DIY Home Improvement, Remodeling & Repair Forum

DIY Home Improvement, Remodeling & Repair Forum (http://www.houserepairtalk.com/forum.php)
-   Electrical and Wiring (http://www.houserepairtalk.com/f9/)
-   -   220 turning into two 110 (http://www.houserepairtalk.com/f9/220-turning-into-two-110-a-9260/)

AlbertaA 05-22-2010 03:21 PM

220 turning into two 110
 
I have a 220 that runs into my garage and wish to split it into two 110s am i able to do this without changing it at the breaker in the house or can i change it once it is at the box in the garage

kok328 05-22-2010 04:12 PM

Depending on the style of breaker you have, you might be able to remove the bar on the breaker that makes it a 2-pole breaker. You'll have to pull a neutral to share between the two lines of 110 on that circuit. Otherwise, you'll have to change the breaker to two single pole breakers and still have to pull a neutral to share between the two 110's.
The other thing to consider is, typically a 220 breaker will be of higher amperage that what you need for a 110 circuit and will have to pull the appropriate guage neutral to accomodate the two 110 circuits.

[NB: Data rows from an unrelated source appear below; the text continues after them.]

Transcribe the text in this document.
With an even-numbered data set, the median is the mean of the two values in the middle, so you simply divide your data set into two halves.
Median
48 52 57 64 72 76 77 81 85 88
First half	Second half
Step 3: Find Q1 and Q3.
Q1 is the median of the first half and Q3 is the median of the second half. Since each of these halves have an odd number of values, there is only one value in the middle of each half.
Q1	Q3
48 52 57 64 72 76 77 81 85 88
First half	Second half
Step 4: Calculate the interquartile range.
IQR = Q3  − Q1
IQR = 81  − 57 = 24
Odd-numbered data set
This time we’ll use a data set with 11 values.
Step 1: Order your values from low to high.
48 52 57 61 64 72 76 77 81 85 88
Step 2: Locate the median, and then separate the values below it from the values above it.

Nestor_Kelebay 05-22-2010 08:36 PM

AlbertaA: The 220 volt cable that goes into your garage should have a white neutral wire.

If so, would it be feasible for AlbertaA to just replace the ganged breakers in his panel with two 15 amp breakers, and use the white wire as a common neutral? I don't see why not because it WAS being used as a common neutral for a presumably higher amperage application previously.

speedy petey 05-23-2010 08:35 AM

Quote:

Originally Posted by Nestor_Kelebay (Post 44999)
AlbertaA: The 220 volt cable that goes into your garage should have a white neutral wire.

Let me fix this:
AlbertaA: The 240 volt cable that goes into your garage MAY, but most likely will not, have a white neutral wire.







Quote:

Originally Posted by Nestor_Kelebay (Post 44999)
If so, would it be feasible for AlbertaA to just replace the ganged breakers in his panel with two 15 amp breakers, and use the white wire as a common neutral? I don't see why not because it WAS being used as a common neutral for a presumably higher amperage application previously.

If a neutral exists then yes, it can be used to create a multi-wire circuit (shared neutral).
I don't see how it can be presumed the amperage would be higher. It could have been for a compressor, pump, etc...as well as a welder, dryer, etc.

We will not know until the OP returns with more details about this circuit other than that it is a "220". Such as how many wires, their colors and their size, and also what breaker it is on.


All times are GMT -6. The time now is 10:24 AM.